‘Con couple’ promised victims the sun

June 15, 2013 03:28 am | Updated November 16, 2021 08:59 pm IST - Kochi:

Long after the lure of goat and teak farms in Tamil Nadu, the recent Ponzi schemes selling cosmetics the American way and the perennial money chains promising impossible returns on investments, the latest financial fraud to get busted in the State is over reaping solar and wind energy, again in Tamil Nadu.

Sarita S. Nair and her husband Biju Radhakrishnan burst into the spotlight following a controversy over phone calls made to Sarita from the mobile phone of Chief Minister Oommen Chandy’s secretary. For at least a year before the storm broke, the couple was travelling across the State allegedly conning businessmen.

One of their victims was Sajjad, a businessman from Perumbavoor. Sajjad had come by some money and was looking for a good investment for the sum. That was when he was approached by Biju and Sarita, who were directors of Team Solar Renewable Energy Solutions, registered at Chittoor Road in Kochi.

Biju promised to get Sajjad’s Mudikkal Power Plant included in the Emerging Kerala meet, and even produced a letter allegedly signed by the Chief Minister.

The couple kept stringing him along with different promises each time, getting more money out of him in instalments for every new scheme. Their schemes started at solar panels for his house, making Sajjad a franchisee of a solar heater business, and even setting up a wind farm at Nagercoil to be owned by Sajjad. By the time Sajjad went to the police he had allegedly paid the duo Rs.42 lakh — Rs. 35 lakh in cash and Rs. 7 lakh by cheque.

All of this was paid with no result. When Sajjad questioned the progress of each scheme, the couple allegedly assured him by paying him back small sums.
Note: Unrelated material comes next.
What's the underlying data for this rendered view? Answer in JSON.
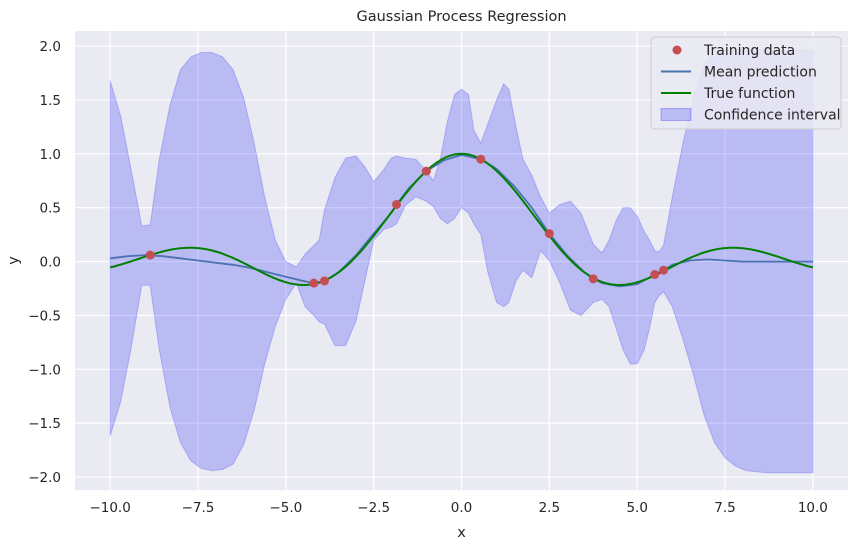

An amount of Rs.7 lakh was paid back to him in multiple instalments every time he asked too many questions.

“Besides handing over money, another mistake I made was not asking for a copy of that letter,” Sajjad said.

The police said Sajjad paid the couple Rs.40 lakh in several instalments. “Sarita took Rs.7 lakh from him. The rest was paid to Biju. This was a year ago,” said Perumbavoor Circle Inspector of Police V. Roy.

In the following months, Sajjad grew more concerned as he found no progress in the project though he had paid a huge sum to the company. Towards the end of 2012, Sajjad finally realised he had been tricked and went to the police.

While Sajjad was promised that his power plant could generate 0.75 MW power, and he could have three windmills at Radhapuram with a capacity of 850 KW each, investors of Plakudi Energy Consortium were promised assistance to set up windmills at Muppanthal near Nagercoil. The consortium, which comprises 12 members of a family from Ambalappuzha, allegedly lost Rs. 75 lakh in the deal.

Biju took three partners of the Plakudi Energy Consortium to New Delhi for a “personal verification”, made them meet some “officials” – including a man from Kottayam who claimed to be an IAS officer in the Uttar Pradesh cadre – and brought them back the same day by the evening flight.

Both the power plants were promised financial assistance and loans at just 3.85 per cent interest from Indian Renewable Energy Development Agency (IREDA).

The couple initially advertised in leading news dailies that their firm provided assistance for home electrification. Investors of Plakudi Energy Consortium approached them for setting up solar panels for their ancestral temple. But Biju talked them into investing in fictitious power plant projects.

The couple’s modus operandi in both the cases remained the same. The accused dropped big names, including that of Chief Minister, Union government officials and senior officers in the State Police. At one point, Biju told Sajjad that he was the local guardian of a senior police officer’s daughter who was studying in New Delhi then. Biju had introduced himself to Sajjad as principal adviser to Union Minister for New and Renewable Energy Farooq Abdullah and private adviser to State Chief Minister.

However, claims about his connections with top political leaders and police officers led to Biju’s fall. He was first picked up in Thiruvananthapuram after he used the name of one of the senior most officials in the City Police, thus triggering an inquiry against his firm.

The couple then repeated the trick when the same officer was at the helm of the City Police here, but they did not push their luck for long. They vanished after a short stint at their office at Chittoor Road and moved to a rural area.

Though the couple was off and on the police radar, with even their phone calls being monitored at one point, they kept eluding clear action. Sajjad said a police officer investigating his case told him that he received calls from political circles not to proceed with the case and to go for a settlement.

When the police arrested Sarita from her house in Thiruvananthapuram on May 3, the duo had cheating cases registered against them at Vanchiyoor, Ambalappuzha, and Ernakulam. Sarita was remanded in judicial custody on Thursday after questioning by the Perumbavoor police.

Her husband Biju is absconding, even as allegations fly about the couple’s alleged links with members of the Chief Minister’s staff.